Als es einen Toten gibt, weiß Brunetti, dass mehr auf dem Spiel steht. Mit großem Gespür und ungewöhnlichen Methoden geht Brunetti dem Verbrechen auf den Grund – und entdeckt einen florierenden Schwarzmarkt für Bücher.

 

Tod zwischen den Zeilen HB 

Originaltitel: By its cover
Autor: Donna Leon
Übersetzer: Werner Schmitz
Sprecher: Joachim Schönfeld
Verlag: Diogenes Hörbuch
Erschienen: 05 / 2015
ISBN: 978-3-257-80361-7
Spieldauer: 472 Minuten, 6 CDs; ungekürzte Lesung


Die Grundidee der Handlung
Es ist ein "nervtötender Montag“, den Brunetti im Büro verbringt. Besonders wenn man bedenkt, dass er die Freuden des herannahenden Frühlings nur durch das Bürofenster sieht, um sich stattdessen durch relativ unergiebige Zeugenaussagen zu einer Schlägerei zwischen Wassertaxifahrern zu quälen. Ein Café wird ihn durch den Rest dieses Nachmittags retten müssen. Als er dann wieder am Empfang der Questura vorbeigeht, geht dort gerade ein Anruf ein: In einer ehrwürdigen Bibliothek sind sehr wertvolle Bände beschädigt oder gar zerstört worden.

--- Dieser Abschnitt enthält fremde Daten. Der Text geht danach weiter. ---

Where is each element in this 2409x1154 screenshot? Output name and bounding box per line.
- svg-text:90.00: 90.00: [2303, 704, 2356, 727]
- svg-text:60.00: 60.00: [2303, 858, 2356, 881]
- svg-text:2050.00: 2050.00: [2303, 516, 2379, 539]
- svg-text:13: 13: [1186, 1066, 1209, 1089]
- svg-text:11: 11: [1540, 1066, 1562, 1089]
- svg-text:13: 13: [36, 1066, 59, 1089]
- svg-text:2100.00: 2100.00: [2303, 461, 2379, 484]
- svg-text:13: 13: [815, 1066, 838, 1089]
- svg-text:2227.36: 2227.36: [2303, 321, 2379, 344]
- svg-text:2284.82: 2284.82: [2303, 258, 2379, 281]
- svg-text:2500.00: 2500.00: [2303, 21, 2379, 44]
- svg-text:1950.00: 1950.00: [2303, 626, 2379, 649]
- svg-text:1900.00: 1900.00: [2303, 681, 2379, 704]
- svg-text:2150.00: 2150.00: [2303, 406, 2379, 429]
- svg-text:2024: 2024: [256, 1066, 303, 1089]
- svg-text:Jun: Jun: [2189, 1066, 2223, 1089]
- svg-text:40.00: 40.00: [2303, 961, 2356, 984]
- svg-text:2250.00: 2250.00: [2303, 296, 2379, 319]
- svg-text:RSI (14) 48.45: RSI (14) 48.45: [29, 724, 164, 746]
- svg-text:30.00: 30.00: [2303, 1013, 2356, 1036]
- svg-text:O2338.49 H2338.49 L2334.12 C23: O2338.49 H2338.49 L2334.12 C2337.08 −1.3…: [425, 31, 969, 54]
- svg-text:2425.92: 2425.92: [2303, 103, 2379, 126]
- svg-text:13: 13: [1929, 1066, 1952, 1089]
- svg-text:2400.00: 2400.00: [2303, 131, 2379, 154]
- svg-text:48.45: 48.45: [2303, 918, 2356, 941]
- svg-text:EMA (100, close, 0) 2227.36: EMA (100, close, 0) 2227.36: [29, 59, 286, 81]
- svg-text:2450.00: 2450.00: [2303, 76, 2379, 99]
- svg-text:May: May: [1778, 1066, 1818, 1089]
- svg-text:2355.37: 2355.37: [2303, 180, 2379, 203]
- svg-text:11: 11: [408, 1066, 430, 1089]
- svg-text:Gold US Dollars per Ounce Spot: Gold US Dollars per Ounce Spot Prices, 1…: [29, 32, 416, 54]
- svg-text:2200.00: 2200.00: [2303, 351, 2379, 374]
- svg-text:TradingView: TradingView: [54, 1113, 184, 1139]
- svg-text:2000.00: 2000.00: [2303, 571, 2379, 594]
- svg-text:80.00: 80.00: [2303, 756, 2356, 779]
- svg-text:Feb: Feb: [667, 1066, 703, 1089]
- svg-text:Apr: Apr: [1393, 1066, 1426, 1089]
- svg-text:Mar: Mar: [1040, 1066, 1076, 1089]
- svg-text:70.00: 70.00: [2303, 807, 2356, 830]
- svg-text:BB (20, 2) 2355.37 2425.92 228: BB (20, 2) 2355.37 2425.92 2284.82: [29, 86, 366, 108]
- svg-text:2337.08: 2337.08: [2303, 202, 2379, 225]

Ein Verlust, nicht nur für die Wissenschaft. Der erste Verdächtige scheint schnell gefunden: Ein amerikanischer Wissenschaftler hatte beinahe alle Bände einsehen wollen und ein erster Zeuge könnte ein Mann sein, der von allen nur Tertullian genannt wird. Er ist ehemaliger Priester und heißt Aldo Franchini. In einer ersten Befragung erweist er sich als höflich und zurückhaltend, mit Sicherheit unverdächtig. Besonders heikel wird der Fall, als Brunetti erfährt, dass auch ganze Bücher verschwunden sind und eines davon von Contessa Morosini-Albani gestiftet wurde, die mit Brunettis Frau Paola bekannt ist, deren Familie allerdings „bislang nur mit Horten, nicht mit Teilen“ beschäftigt hat. Als dann auch noch der amerikanische Wissenschaftler verschwunden bleibt und Franchini zum Mordopfer wird, steht Brunetti vor einem Rätsel, das durch die Aussage von Franchinis Bruder, Aldo sei ein "Dieb, Erpresser, Lügner und Betrüger" nur noch unlösbarer zu werden scheint. Mit viel Fingerspitzengefühl, taktischen Raffinessen, einfallsreichen Kollegen, aber auch mithilfe seiner Verbindungen folgt Brunetti den wenigen Spuren und entdeckt dabei mehr als nur ein dunkles Geheimnis.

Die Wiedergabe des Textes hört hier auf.